その先の龍ちゃんに謝るように携帯を鞄にしまった。そして気まずそうに僕を見つめて

「わるいことしちゃったかな、」

尋ねてきた。

「んん〜・・・仕方ないんじゃないかな、」


 ごめん、龍ちゃん!


 それでもそんなハプニングさえ新鮮だ。彼女も同じ気持ちだったんだろう。


 二人の秘密を共有できた喜びってやつ

 

 思わず二人で苦笑いしてしまった。

「この間楽しかったね」

「富士急?」

「映画も両方」

「うん、だね」

 夏休み中にここまで仲が深まるなんて本当に奇跡としか言いようがない。

「またどこか行こうね」

「うん」

 また誘われてしまった。

 よーし!

「どこか行きたいとこある?」

 思い切って尋ねた。

「ええとねー、」

 しばし空を見上げ考える彼女、そして出たのは

「裕矢くんちかな」

びっくりな一言。

「うちでもいいよ」

 さらにドびっくり!!

 もろに「えぇ〜!?」って表情の僕を見て彼女は

「あややや、変な意味じゃないからね、」

ことの重大さに気付いたみたいで慌ててた。

「あ、あぁ、うん、」

 僕も返答に困ってキョドってしまった。

「あ、あのね、前にまともな食事してないって言ってたでしょ、」

「う、うん」

「だからご飯作りに行ってあげようかと思ったの」

 あぁ〜そういえば

「いいの?」

「もちろん!」

「ありがと」

 

 微笑み見つめ合う僕らは傍から見ればカップルに見えるのだろうか?時折感じるまわりの視線に緊張した。
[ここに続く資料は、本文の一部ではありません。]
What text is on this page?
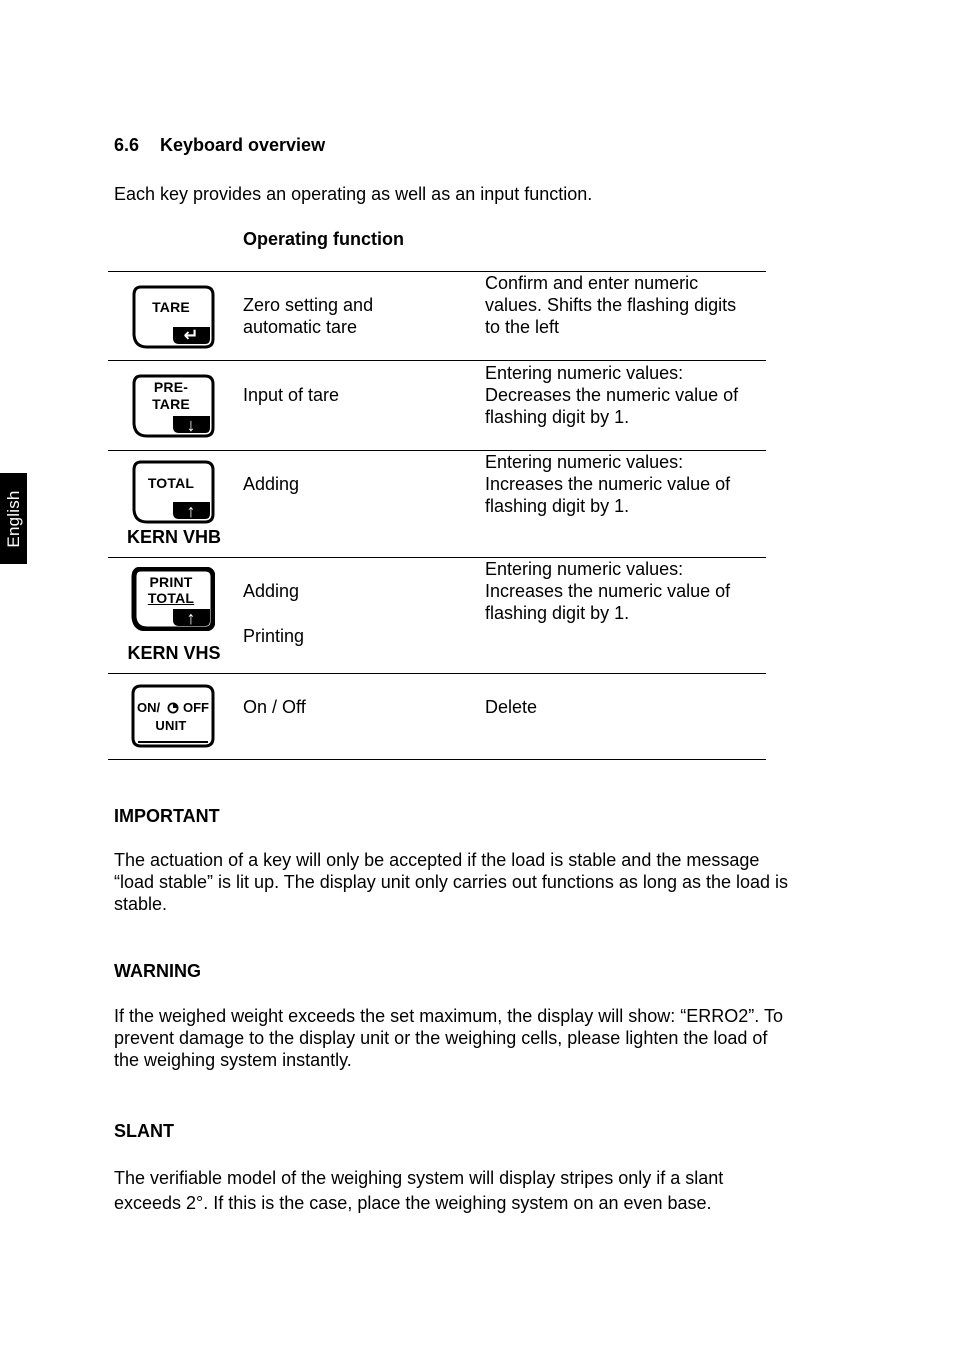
English
6.6 Keyboard overview
Each key provides an operating as well as an input function.
Operating function
TARE
↵
Zero setting and
automatic tare
Confirm and enter numeric
values. Shifts the flashing digits
to the left
PRE-
TARE
↓
Input of tare
Entering numeric values:
Decreases the numeric value of
flashing digit by 1.
TOTAL
↑
KERN VHB
Adding
Entering numeric values:
Increases the numeric value of
flashing digit by 1.
PRINT
TOTAL
↑
KERN VHS
Adding
Printing
Entering numeric values:
Increases the numeric value of
flashing digit by 1.
ON/ OFF
UNIT
On / Off	Delete
IMPORTANT
The actuation of a key will only be accepted if the load is stable and the message
“load stable” is lit up. The display unit only carries out functions as long as the load is
stable.
WARNING
If the weighed weight exceeds the set maximum, the display will show: “ERRO2”. To
prevent damage to the display unit or the weighing cells, please lighten the load of
the weighing system instantly.
SLANT
The verifiable model of the weighing system will display stripes only if a slant
exceeds 2°. If this is the case, place the weighing system on an even base.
そんな視線が気になるってほど二人の関係が深まったってゆう事実が嬉しくてしょうがなかった。


 杉本は僕に対する結界を解いた

 風間さんとの仲に決定的な確信が持てた


 悪いことの後には必ずいいことがあるんだ

 今までが悪過ぎたんだ

 その見返りとして今が幸せなんだ


 今日一日それを身に染みて感じそしてかみ締めた。